Regressou em liteira...





Haverá de certo quem nunca tenha visto uma liteira em museu ou antiga casa fidalga, conhecendo-a sòmente de velhas histórias que se contam ou de algum estudo acerca dos meios de condução utilizados pelo homem desde remotas eras. Se houver alguém que não saiba do que se trata, poderá valer-se dum vulgar dicionário onde estará definida como espécie de cadeirinha portátil, coberta e fechada, sustentada por dois varais compridos, levada a braço por dois homens ou conduzida por duas bestas, uma atrás, outra adiante. Como nota bem característica, acrescente-se ainda um conjunto de campainhas estrídulas, cujo alegre telintar tanto deleitava o ânimo de Camilo nas frequentes digressões que fazia em liteira, por terras do Minho e Trás-os-Montes. Veio-me agora à lembrança ter ouvido dizer que certo amador de velharias, depois de ter lido, na mocidade, Vinte Horas de Liteira, sonhara jornadear um dia na cadeirinha portátil, desde a póvoa de OveIhinha, no Marão, até portas a dentro da cidade do Porto talqualmente o itinerário percorrido pelo romancista, em vinte horas, na companhia do seu amigo António Joaquim. O simpático moço de então não chegou a realizar tal intento com receio de lhe faltar coragem para enfrentar a zombaria da gente ignara, obstinada em não reconhecer o valor documental e o encanto poético das coisas do passado.
Liteiras dos tempos idos, de quantos acontecimentos alegres e tristes não fostes vós testemunhas!
Transitaram elas ao longo das estradas velhas da nossa terra e por caminhos ínvios que davam acesso a povoações isoladas entre montes. Não se estranhe abonar isto que acabei de dizer com o testemunho colhido num assento do antigo registo paroquial de Peroselo, do ano de 1757. Encontra-se no L.o 3, fls. 195 v. Transcreve-se aqui, em grafia actualizada. É do seguinte teor:
O Rev.
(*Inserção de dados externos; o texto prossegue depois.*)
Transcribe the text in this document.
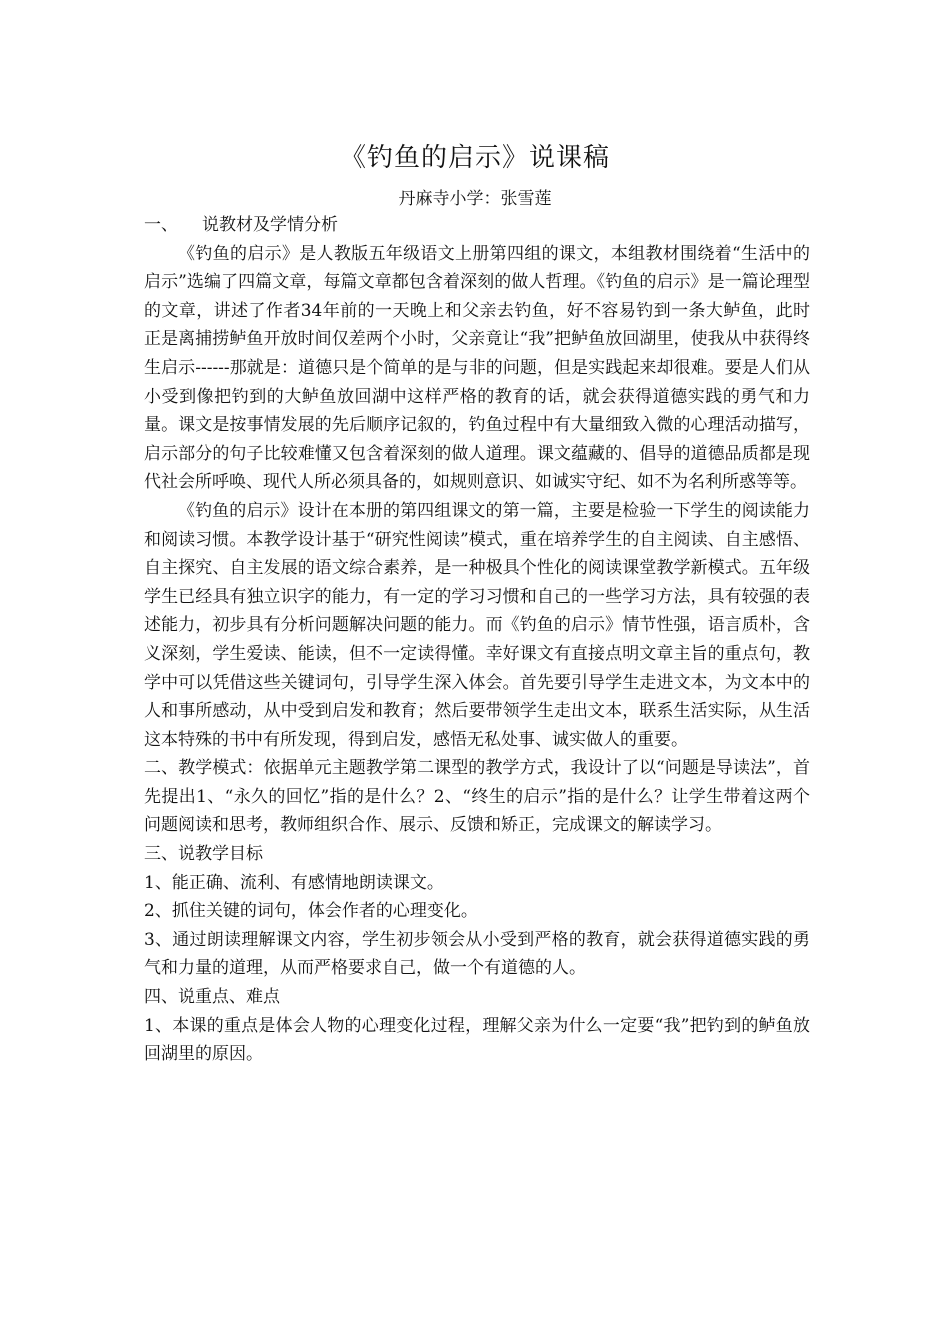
《钓鱼的启示》说课稿
丹麻寺小学：张雪莲
一、	说教材及学情分析

《钓鱼的启示》是人教版五年级语文上册第四组的课文，本组教材围绕着“生活中的启示”选编了四篇文章，每篇文章都包含着深刻的做人哲理。《钓鱼的启示》是一篇论理型的文章，讲述了作者34年前的一天晚上和父亲去钓鱼，好不容易钓到一条大鲈鱼，此时正是离捕捞鲈鱼开放时间仅差两个小时，父亲竟让“我”把鲈鱼放回湖里，使我从中获得终生启示------那就是：道德只是个简单的是与非的问题，但是实践起来却很难。要是人们从小受到像把钓到的大鲈鱼放回湖中这样严格的教育的话，就会获得道德实践的勇气和力量。课文是按事情发展的先后顺序记叙的，钓鱼过程中有大量细致入微的心理活动描写，启示部分的句子比较难懂又包含着深刻的做人道理。课文蕴藏的、倡导的道德品质都是现代社会所呼唤、现代人所必须具备的，如规则意识、如诚实守纪、如不为名利所惑等等。

《钓鱼的启示》设计在本册的第四组课文的第一篇，主要是检验一下学生的阅读能力和阅读习惯。本教学设计基于“研究性阅读”模式，重在培养学生的自主阅读、自主感悟、自主探究、自主发展的语文综合素养，是一种极具个性化的阅读课堂教学新模式。五年级学生已经具有独立识字的能力，有一定的学习习惯和自己的一些学习方法，具有较强的表述能力，初步具有分析问题解决问题的能力。而《钓鱼的启示》情节性强，语言质朴，含义深刻，学生爱读、能读，但不一定读得懂。幸好课文有直接点明文章主旨的重点句，教学中可以凭借这些关键词句，引导学生深入体会。首先要引导学生走进文本，为文本中的人和事所感动，从中受到启发和教育；然后要带领学生走出文本，联系生活实际，从生活这本特殊的书中有所发现，得到启发，感悟无私处事、诚实做人的重要。

二、教学模式：依据单元主题教学第二课型的教学方式，我设计了以“问题是导读法”，首先提出1、“永久的回忆”指的是什么？2、“终生的启示”指的是什么？让学生带着这两个问题阅读和思考，教师组织合作、展示、反馈和矫正，完成课文的解读学习。

三、说教学目标

1、能正确、流利、有感情地朗读课文。

2、抓住关键的词句，体会作者的心理变化。

3、通过朗读理解课文内容，学生初步领会从小受到严格的教育，就会获得道德实践的勇气和力量的道理，从而严格要求自己，做一个有道德的人。

四、说重点、难点

1、本课的重点是体会人物的心理变化过程，理解父亲为什么一定要“我”把钓到的鲈鱼放回湖里的原因。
Jerónimo Rodrigues Lopes, natural de Peroselo e assistente actual que era na cidade do Porto, onde enfermando de uma grave enfermidade, depois de nela receber os sacramentos, reverteu em uma liteira para esta freguesia, onde chegou na noite de vinte nove de Novembro para os trinta do dito mês, do ano de mil setecentos e cinquenta e sete, onde sendo chamado pelas sete para oito horas da manhã, para examinar se necessitava de Sacramentos, me disseram não estava já em termos da repetição da Sagrada Eucaristia, e indo logo para lhe repetir o da Extrema-Unção me vieram ao caminho dar recado que tinha expirado e que fora absolvido por um sacerdote vizinho. Foi sepultado na Capela da Senhora da Conceição e ficou seu pai António Lopes obrigado aos bens de alma.
O P.e Jerónimo R. Lopes nasceu em Quintã, onde moraram seus pais António Lopes e Maria Pereira, casados a 17-11-1703. Era sobrinho do P.e Manuel Rodrigues, irmão do seu pai, e neto paterno de Manuel Lopes, oriundo da Casa de Pegas, casado com Ângela Rodrigues, de Quintã, em 10-8-1661.
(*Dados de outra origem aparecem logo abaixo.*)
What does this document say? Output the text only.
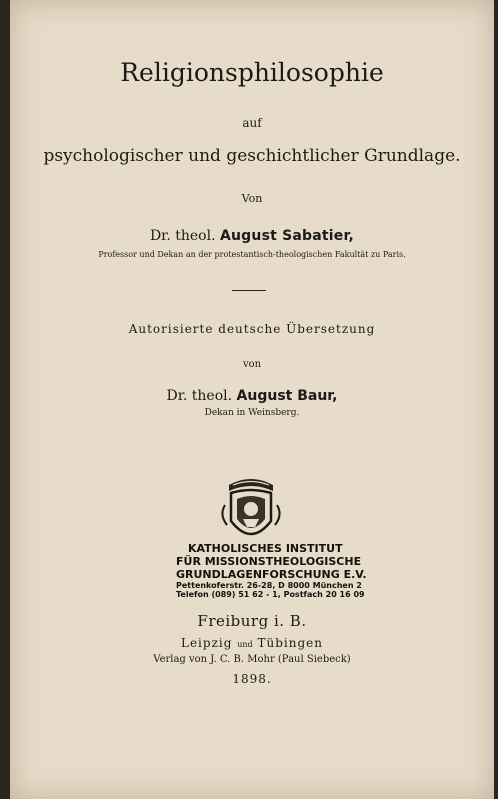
Religionsphilosophie
auf
psychologischer und geschichtlicher Grundlage.
Von
Dr. theol. August Sabatier,
Professor und Dekan an der protestantisch-theologischen Fakultät zu Paris.
Autorisierte deutsche Übersetzung
von
Dr. theol. August Baur,
Dekan in Weinsberg.
KATHOLISCHES INSTITUT
FÜR MISSIONSTHEOLOGISCHE
GRUNDLAGENFORSCHUNG E.V.
Pettenkoferstr. 26-28, D 8000 München 2
Telefon (089) 51 62 - 1, Postfach 20 16 09
Freiburg i. B.
Leipzig und Tübingen
Verlag von J. C. B. Mohr (Paul Siebeck)
1898.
O P.e Jerónimo vivia no Porto quando enfermou da mortal doença. Regressou à terra natal numa liteira... para morrer dentro de pouco tempo, após a chegada.
A surpresa de encontrar uma liteira em Peroselo, vinda daquela cidade, em meados do séc. XVIII, como que se dissipou em mim sob a impressão dolorosa das circunstâncias dramáticas determinantes da jornada e subsequente falecimento do P.e Jerónimo Rodrigues Lopes.